Open AI’s Sam Altman: Building a strategic national reserve of computing power makes a lot of sense

I would like to clarify a few important points regarding OpenAI’s approach to infrastructure and government involvement.

First, and most obviously: we do not have or want government guarantees for OpenAI datacenters. We believe that governments should not pick winners or losers, and that taxpayers should not be on the hook to bail out companies that make bad business decisions or otherwise lose in the market. If one company fails, other companies will continue to do good work.

What we do think might make sense is for governments to build (and own) their own AI infrastructure. In such cases, the upside should flow to the government as well. We can imagine a world where governments decide to offtake a lot of computing power and get to decide how to use it. It might also make sense to provide a lower cost of capital to help facilitate this. Building a strategic national reserve of computing power makes a lot of sense, but this should be for the government’s benefit—not the benefit of private companies.

The one area where we have discussed loan guarantees is in support of building out semiconductor fabs in the US. We and other companies have responded to the government’s call here, and though we have not formally applied, we would be happy to help. The basic idea is to ensure that the sourcing of the chip supply chain is as American as possible, to bring jobs and industrialization back to the US, and to enhance the strategic position of the US with an independent supply chain. This benefits all American companies. Of course, this is very different from governments guaranteeing private-benefit datacenter buildouts.

There are at least three “questions behind the question” that understandably cause concern:

**1. How is OpenAI going to pay for all this infrastructure it is signing up for?**

We expect to end this year with an annualized revenue run rate above $20 billion, and we anticipate growing to hundreds of billions by 2030. We are currently looking at commitments of about $1.4 trillion over the next eight years.

Obviously, this requires continued revenue growth, and each doubling is a major effort. But we are feeling confident about our prospects. For example, we are quite excited about our upcoming enterprise offering, and we see other significant opportunities in categories like new consumer devices and robotics. There are also emerging categories that are harder to specify today, such as AI that can accelerate scientific discovery, which we will address later.

We are also exploring ways to sell compute capacity directly to other companies and individuals. We are quite sure the world will need a lot more “AI cloud,” and we are excited to provide this. We may also raise additional equity or debt capital in the future. But from everything we see, the world is going to require far more computing power than we have already planned for.

**2. Is OpenAI trying to become “too big to fail,” and should the government be picking winners and losers?**

Our answer is an unequivocal no. If we make mistakes and cannot fix them, we should fail—other companies will continue to do good work and serve customers. That’s how capitalism works, and both the ecosystem and economy would be fine.

We plan to be wildly successful, but if we get it wrong, that’s on us. Our CFO recently discussed government financing, and later clarified that her point could have been phrased more clearly. As mentioned above, we think the US government should have a national strategy for its own AI infrastructure.

Tyler Cowen asked me a few weeks ago about the federal government becoming the insurer of last resort for AI, similar to how insurance works for nuclear power risks, not for infrastructure overbuild. I said: “I do think the government ends up as the insurer of last resort, but in a different sense than you mean—I don’t expect them to actually be writing insurance policies in the way they might for nuclear.”

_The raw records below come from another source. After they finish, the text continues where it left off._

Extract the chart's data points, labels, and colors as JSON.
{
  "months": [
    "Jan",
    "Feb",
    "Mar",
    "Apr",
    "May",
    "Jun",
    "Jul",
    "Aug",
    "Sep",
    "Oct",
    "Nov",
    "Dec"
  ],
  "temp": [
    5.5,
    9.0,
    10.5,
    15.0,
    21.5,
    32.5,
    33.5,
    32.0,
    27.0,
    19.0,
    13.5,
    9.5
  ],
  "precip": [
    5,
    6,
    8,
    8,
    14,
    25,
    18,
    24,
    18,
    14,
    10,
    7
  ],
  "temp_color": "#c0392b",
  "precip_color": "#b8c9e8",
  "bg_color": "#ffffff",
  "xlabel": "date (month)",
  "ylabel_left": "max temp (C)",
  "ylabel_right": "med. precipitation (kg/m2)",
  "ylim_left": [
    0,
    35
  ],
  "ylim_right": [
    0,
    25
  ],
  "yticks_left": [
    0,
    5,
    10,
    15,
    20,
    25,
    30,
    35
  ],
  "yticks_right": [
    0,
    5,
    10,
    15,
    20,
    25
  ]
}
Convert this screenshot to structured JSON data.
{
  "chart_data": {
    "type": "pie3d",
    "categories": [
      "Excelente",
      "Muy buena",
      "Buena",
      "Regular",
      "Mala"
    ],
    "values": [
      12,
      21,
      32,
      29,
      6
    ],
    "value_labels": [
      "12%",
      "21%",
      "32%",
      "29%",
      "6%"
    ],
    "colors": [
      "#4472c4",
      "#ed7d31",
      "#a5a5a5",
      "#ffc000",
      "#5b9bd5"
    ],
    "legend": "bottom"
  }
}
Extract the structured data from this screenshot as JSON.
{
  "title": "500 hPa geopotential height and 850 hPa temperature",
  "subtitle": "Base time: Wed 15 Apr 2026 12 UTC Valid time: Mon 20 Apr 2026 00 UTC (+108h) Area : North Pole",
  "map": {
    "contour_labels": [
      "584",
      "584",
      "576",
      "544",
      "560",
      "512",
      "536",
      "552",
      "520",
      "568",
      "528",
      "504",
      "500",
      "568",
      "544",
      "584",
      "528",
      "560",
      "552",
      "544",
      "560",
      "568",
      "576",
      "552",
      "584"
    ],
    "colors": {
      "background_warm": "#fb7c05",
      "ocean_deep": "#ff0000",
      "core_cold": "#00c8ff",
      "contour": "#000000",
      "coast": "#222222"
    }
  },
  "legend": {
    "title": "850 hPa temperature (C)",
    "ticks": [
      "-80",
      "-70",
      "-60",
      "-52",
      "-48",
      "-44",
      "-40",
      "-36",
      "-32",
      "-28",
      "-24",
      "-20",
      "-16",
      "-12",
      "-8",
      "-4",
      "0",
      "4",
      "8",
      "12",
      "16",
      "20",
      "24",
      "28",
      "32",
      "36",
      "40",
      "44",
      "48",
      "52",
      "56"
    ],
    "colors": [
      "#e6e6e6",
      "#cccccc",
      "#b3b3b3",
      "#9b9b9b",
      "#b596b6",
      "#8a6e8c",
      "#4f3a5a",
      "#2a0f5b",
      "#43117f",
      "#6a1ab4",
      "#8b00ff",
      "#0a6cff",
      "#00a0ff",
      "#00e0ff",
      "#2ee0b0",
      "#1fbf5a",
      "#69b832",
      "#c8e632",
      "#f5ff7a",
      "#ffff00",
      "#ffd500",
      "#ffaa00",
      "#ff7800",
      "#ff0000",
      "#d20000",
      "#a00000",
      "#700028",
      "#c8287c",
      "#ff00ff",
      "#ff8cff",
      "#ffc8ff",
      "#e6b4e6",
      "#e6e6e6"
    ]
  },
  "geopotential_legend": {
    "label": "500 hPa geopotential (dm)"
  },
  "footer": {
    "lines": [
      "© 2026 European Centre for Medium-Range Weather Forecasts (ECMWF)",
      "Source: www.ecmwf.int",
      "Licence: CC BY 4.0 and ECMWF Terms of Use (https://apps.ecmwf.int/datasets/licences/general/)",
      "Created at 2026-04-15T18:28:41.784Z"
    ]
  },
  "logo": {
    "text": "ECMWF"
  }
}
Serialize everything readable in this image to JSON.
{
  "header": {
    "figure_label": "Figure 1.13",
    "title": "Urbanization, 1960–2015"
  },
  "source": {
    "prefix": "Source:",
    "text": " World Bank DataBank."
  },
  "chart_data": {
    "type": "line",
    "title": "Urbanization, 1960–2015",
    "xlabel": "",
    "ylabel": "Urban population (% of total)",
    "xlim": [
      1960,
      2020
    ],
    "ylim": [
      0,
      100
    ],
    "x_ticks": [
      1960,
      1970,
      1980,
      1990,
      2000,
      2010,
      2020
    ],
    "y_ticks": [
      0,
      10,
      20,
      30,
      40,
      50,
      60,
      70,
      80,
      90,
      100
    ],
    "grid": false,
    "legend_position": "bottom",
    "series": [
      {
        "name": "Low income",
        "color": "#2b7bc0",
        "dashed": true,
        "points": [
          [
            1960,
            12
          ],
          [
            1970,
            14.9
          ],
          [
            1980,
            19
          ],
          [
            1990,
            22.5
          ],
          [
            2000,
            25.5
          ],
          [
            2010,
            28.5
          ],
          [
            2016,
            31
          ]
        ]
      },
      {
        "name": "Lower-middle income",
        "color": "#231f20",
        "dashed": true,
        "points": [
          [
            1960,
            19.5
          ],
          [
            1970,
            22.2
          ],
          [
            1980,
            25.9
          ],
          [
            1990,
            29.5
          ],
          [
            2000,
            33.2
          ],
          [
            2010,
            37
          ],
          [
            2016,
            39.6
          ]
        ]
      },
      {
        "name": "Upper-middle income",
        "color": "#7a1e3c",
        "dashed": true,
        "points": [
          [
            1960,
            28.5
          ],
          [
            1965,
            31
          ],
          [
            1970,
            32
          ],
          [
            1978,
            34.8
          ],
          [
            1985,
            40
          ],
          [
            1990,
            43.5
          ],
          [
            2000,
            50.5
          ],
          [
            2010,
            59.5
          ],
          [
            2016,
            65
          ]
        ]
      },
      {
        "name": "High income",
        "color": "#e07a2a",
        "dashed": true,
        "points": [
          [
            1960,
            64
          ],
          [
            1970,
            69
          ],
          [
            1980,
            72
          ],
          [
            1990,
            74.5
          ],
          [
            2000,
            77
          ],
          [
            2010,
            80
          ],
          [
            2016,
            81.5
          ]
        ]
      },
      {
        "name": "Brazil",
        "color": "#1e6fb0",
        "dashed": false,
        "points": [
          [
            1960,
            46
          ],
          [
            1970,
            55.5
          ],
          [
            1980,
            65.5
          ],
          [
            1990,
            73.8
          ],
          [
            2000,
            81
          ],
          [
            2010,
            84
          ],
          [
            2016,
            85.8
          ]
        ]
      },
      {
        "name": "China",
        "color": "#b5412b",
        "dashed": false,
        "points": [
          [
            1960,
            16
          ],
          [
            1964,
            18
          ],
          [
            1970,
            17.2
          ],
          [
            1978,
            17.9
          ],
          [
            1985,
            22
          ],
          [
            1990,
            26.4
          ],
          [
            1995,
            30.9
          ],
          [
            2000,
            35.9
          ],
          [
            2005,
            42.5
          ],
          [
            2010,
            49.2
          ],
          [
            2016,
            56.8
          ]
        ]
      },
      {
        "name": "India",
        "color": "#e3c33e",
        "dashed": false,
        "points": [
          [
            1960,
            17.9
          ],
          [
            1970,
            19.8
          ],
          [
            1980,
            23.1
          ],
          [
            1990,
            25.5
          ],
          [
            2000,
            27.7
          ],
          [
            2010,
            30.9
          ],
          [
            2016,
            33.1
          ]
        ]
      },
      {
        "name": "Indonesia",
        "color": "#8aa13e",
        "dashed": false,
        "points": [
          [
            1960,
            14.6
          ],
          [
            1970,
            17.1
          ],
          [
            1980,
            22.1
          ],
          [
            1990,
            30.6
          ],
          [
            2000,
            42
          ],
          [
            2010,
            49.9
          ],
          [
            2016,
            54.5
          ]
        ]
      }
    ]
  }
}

Again, this was a different context entirely from datacenter buildouts, and not about bailing out companies. What we were talking about is dealing with catastrophic risks—for example, a rogue actor using AI to coordinate a large-scale cyberattack that disrupts critical infrastructure. Intentional misuse of AI could cause harm on a scale only the government could manage. I do not think the government should be writing insurance policies for AI companies.

**3. Why does OpenAI need to spend so much now, rather than growing more slowly?**

We are building the infrastructure for a future economy powered by AI. Given everything we see on the horizon in our research program, now is the time to scale up our technology investment. Massive infrastructure projects take years to build, so we must start today.

Based on usage trends and how much AI people want to use, we believe the risk of not having enough computing power is both more significant and more likely than the risk of having too much.

Even today, we and others must rate-limit our products and hold back new features and models due to severe compute constraints. In a world where AI can enable major scientific breakthroughs but at the cost of tremendous computing power, we want to be ready to meet that moment. And we believe this moment is no longer far off.

Our mission requires us not to wait many more years to apply AI to difficult problems—such as contributing to curing deadly diseases—and to bring the benefits of artificial general intelligence (AGI) to people as soon as possible.

Moreover, we envision a world of abundant and cheap AI. We expect massive demand for this technology with transformative benefits for people’s lives in many ways.

It is a great privilege to be in the arena and to have the conviction to build infrastructure at such a scale for something so important. This is the bet we are making, and given our vantage point, we feel good about it. But of course, we could be wrong—and if we are, the market, not the government, will deal with it.